Minister will slash Dutch natural gas production, but at what cost?

Groningen farmers took their protest about the earthquake damage to The Hague on Thursday. Photo: Anjo de Haan / HH

Economic affairs minister Erik Wiebes said on Thursday afternoon that he will follow the mining inspectorate’s advice to slash Groningen gas production ‘as soon as possible’.

‘We have to go back to 12 billion cubic metres and that is almost half,’ he said. ‘It will be an enormous social challenge.’ Wiebes said he would brief parliament at the end of March on how the plans to achieve the cutbacks.

On Thursday morning, the state mining inspectorate said the extraction of natural gas from under Groningen province should be massively scaled back to reduce the risk of more earthquakes.

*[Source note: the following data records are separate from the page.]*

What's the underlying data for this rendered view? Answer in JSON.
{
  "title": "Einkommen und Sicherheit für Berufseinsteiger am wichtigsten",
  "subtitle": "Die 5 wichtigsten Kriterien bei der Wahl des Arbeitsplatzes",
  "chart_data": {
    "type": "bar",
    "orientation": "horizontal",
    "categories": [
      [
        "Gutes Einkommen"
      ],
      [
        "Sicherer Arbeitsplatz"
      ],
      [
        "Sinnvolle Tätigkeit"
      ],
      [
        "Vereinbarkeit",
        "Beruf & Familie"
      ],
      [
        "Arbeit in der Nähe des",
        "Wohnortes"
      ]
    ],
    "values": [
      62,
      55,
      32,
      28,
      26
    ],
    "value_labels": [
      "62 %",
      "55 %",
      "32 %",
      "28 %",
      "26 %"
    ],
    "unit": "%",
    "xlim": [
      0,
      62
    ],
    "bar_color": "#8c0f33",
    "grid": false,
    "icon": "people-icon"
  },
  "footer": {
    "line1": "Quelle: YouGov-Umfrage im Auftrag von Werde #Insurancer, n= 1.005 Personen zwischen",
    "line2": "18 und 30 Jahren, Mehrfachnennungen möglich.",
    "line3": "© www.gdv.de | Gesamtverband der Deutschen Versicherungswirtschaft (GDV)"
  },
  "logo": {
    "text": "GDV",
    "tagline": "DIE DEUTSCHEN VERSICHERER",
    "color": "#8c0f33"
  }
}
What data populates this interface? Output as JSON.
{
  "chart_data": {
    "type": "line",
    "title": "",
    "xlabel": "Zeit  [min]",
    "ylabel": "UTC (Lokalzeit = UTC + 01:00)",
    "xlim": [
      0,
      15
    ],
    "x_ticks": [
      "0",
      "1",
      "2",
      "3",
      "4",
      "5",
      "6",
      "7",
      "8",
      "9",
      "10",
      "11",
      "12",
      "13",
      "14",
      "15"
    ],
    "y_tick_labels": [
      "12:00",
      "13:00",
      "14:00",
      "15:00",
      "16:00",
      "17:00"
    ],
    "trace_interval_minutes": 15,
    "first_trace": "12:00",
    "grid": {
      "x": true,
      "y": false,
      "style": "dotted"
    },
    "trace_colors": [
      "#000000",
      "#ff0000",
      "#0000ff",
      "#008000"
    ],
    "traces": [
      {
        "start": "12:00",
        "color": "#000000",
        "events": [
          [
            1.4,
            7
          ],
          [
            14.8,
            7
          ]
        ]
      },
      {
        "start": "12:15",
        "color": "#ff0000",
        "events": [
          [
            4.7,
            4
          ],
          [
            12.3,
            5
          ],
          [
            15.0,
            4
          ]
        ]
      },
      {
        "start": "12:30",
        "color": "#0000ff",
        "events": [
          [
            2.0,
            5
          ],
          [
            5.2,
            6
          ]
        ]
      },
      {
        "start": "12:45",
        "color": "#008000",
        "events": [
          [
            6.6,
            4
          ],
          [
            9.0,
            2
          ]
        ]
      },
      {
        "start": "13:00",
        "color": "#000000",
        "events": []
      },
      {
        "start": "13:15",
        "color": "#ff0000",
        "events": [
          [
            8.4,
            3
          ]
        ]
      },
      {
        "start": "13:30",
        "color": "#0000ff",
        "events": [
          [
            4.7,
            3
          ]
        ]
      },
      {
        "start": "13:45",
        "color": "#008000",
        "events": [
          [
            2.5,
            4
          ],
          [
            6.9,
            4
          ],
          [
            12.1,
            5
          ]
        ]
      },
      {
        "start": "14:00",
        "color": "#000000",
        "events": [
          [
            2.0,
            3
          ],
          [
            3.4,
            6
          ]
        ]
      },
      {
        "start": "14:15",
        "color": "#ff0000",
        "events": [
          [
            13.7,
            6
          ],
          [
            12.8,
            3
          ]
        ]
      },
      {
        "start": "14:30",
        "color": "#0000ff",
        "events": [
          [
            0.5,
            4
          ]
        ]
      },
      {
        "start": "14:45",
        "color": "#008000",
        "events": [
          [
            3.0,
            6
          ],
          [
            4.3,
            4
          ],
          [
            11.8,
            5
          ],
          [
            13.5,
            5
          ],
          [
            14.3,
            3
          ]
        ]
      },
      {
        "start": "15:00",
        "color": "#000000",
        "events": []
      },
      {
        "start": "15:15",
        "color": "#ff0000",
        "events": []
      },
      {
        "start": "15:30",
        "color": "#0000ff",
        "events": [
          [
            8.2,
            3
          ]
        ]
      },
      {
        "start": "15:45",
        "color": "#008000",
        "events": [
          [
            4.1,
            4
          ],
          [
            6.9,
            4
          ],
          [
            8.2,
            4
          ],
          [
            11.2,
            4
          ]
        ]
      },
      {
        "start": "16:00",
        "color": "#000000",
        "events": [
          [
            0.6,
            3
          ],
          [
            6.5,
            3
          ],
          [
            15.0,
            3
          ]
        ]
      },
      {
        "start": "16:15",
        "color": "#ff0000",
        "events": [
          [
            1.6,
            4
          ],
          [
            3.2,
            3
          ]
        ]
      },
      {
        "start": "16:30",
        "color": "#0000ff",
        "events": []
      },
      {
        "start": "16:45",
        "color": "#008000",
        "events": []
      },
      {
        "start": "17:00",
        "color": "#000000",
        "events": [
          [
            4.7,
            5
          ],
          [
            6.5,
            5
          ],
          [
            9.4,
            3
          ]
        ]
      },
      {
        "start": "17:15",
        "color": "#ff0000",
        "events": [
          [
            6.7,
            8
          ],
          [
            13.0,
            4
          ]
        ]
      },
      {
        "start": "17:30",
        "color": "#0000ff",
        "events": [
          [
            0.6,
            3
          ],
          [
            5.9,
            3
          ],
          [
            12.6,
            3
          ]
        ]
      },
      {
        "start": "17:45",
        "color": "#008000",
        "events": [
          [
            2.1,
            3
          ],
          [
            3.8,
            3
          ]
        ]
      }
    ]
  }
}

Under current agreements, 21.6 billion cubic metres can be pumped from under the province this year, but that should be slashed to 12 billion cubic metres, the inspectorate said.

Earthquakes

In addition, the inspectors say no more gas may be pumped from the fields around Loppersum, which was hit last month by an earthquake which registered 3.4 on the Richter scale.

The cutbacks will have a considerable impact on the treasury which earns an estimated €150m from each billion cubic metres of gas. Wiebes said earlier that he would not take the impact on the state’s finances into account when deciding how to proceed.

The Groningen field is one of the world’s largest gas fields with an estimated 2,800 billion cubic metres and has so far generated some €290bn for the treasury, much of which has been spent on infrastructure.

There will also be an impact on seven million Dutch households, large companies and in the Netherlands surrounding countries which have come to rely on the low calorie gas from Groningen.

Last month, Wiebes wrote to 200 of the biggest Dutch firms telling them they had to stop using Groningen gas within four years. Parliament has also passed a motion which would no longer make it a requirement to connect new homes to the gas grid.

Farmers

Meanwhile, a group of some 50 farmers were banned from driving their tractors into The Hague on Thursday to take part in a protest outside parliament in support of their campaign for damages.

The farmers want guarantees that they will be compensated for the damage to their land and want to be sure that Shell and ExxonMobile, who jointly own gas company NAM, will take responsibility.

But they were stopped from entering the cities with the tractors because of the risk to public safety.